Yer konusundaki farklı alan açıklamaları tartışmasından ziyade bugün tüm kurumlarımızın Kadıköy’de yapılacak mitinge ortak çağrı yapıyor olmasının daha önemli olduğunu düşünüyorum. Eğitim başlığında toplumda ortaya çıkan rahatsızlık ve özellikle asimilasyon olgusunu en fazla yaşayan ve rahatsız olan kesim Alevilerdir ve eğitim sisteminin “laiklik ayakbağından” arındırılması Alevilerin tepkisini haklı ve meşru kılmaktadır.
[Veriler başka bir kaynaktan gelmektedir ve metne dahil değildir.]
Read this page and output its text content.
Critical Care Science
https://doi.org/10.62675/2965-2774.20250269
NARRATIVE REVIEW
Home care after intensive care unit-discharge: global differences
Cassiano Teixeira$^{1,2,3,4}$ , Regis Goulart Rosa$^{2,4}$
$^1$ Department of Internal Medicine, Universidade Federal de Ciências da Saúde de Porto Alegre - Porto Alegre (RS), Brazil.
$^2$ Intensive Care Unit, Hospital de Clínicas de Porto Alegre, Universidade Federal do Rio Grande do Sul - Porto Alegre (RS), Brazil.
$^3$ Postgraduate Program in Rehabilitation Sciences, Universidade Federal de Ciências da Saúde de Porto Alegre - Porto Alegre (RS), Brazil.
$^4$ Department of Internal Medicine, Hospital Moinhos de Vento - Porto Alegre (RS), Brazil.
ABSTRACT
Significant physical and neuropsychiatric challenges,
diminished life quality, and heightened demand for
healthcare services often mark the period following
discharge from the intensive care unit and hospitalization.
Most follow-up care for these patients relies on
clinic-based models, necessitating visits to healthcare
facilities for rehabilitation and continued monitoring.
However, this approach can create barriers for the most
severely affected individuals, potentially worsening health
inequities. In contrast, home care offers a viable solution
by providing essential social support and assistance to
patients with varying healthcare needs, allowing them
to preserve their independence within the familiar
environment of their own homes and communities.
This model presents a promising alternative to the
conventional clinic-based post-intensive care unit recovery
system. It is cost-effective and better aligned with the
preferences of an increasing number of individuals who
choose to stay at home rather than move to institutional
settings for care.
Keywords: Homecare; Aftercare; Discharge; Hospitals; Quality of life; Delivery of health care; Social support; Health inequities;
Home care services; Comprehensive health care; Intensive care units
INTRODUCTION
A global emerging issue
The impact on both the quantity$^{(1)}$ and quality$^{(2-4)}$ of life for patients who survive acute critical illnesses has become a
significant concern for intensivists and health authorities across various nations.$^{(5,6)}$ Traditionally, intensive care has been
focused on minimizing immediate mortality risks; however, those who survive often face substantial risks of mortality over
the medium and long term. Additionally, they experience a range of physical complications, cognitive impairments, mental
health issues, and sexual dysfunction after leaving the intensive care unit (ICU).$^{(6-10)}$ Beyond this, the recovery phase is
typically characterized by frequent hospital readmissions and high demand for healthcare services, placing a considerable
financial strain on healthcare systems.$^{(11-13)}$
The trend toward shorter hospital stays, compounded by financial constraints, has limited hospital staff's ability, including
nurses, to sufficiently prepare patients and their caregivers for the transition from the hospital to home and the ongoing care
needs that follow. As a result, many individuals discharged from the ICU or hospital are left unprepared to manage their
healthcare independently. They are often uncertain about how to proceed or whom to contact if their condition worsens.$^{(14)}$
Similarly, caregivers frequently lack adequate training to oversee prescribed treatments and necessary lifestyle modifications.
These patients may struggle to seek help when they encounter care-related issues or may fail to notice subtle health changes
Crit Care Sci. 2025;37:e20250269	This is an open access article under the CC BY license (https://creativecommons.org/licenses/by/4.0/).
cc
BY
Çünkü Alevilik; felsefi, kültürel ve inançsal olarak laiklik dışında yaşayamaz.

- Önümüzdeki dönemde sahte açılımlara karşı Alevilerin birlik tartışmaları sizce hangi eksende şekillenmeli, nasıl bir mücadele hattı izlenmeli?

- Alevilerin en genel anlamıyla “eşit yurttaşlık hakkı” diye formüle ettikleri talebin halkımız ve kurum yöneticilerimiz tarafından aynı yorumlanmadığını ve aynı biçimde anlaşılmadığını düşünüyorum. Avrupa’da emperyalist ülkelerin Müslüman halklardan göçmenleri vatandaşlık bağı ile direkt muhatap alıp haklarını tanıması yerine azınlık hakları için cemaat liderlerini ve temsilcilerini muhatap alan bir sürecin benzeri Türkiye’de hayata geçiriliyor. Deniyor ki Alevi kurum yöneticilerinden bazılarına, “git şunları bir topla herkes birlik olsun, sonra gelin bir konuşalım.”

Devletin haklarımıza ve taleplerimize dair konuşması için bizim devletin istediği modelde bir birliğe ihtiyacımız yok. Adı üzerinde “eşit yurttaşlık istiyoruz.” Alevilerin talepleri siyasidir ve birlik adına yan yana gelenlerin aynı yöne, aynı siyasal doğrultuya işaret edebilmeleri ve kendi taleplerini Türkiye gericiliğinin belirlediği ve referans noktası olarak tanımlamaya çalıştığı zeminlerden bağımsız olarak savunabilmeleri gerekir. (Örneğin, gericilik dergahlara ait malların iadesi için tekke ve zaviyeler kanununun kaldırılması gerektiğini vaaz ediyor. Gerçek ise bizce başka.)

Alevilerin birliği meselesinde; tayin edici olan gericiliğin saldırıları karşısında Alevi halkın mücadelesi olacaktır. Bu anlamıyla mevcut tabloya ve kendilerini Alevilerin liderleri ve temsilcileri sayanlara bakarak şu cümleyi kurmak kimseye haksızlık yapmış olmak anlamına gelmez. “Alevilerin birliği meselesi sadece Alevi kurum yöneticilerinin insafına bırakılmayacak kadar ciddi bir iştir.”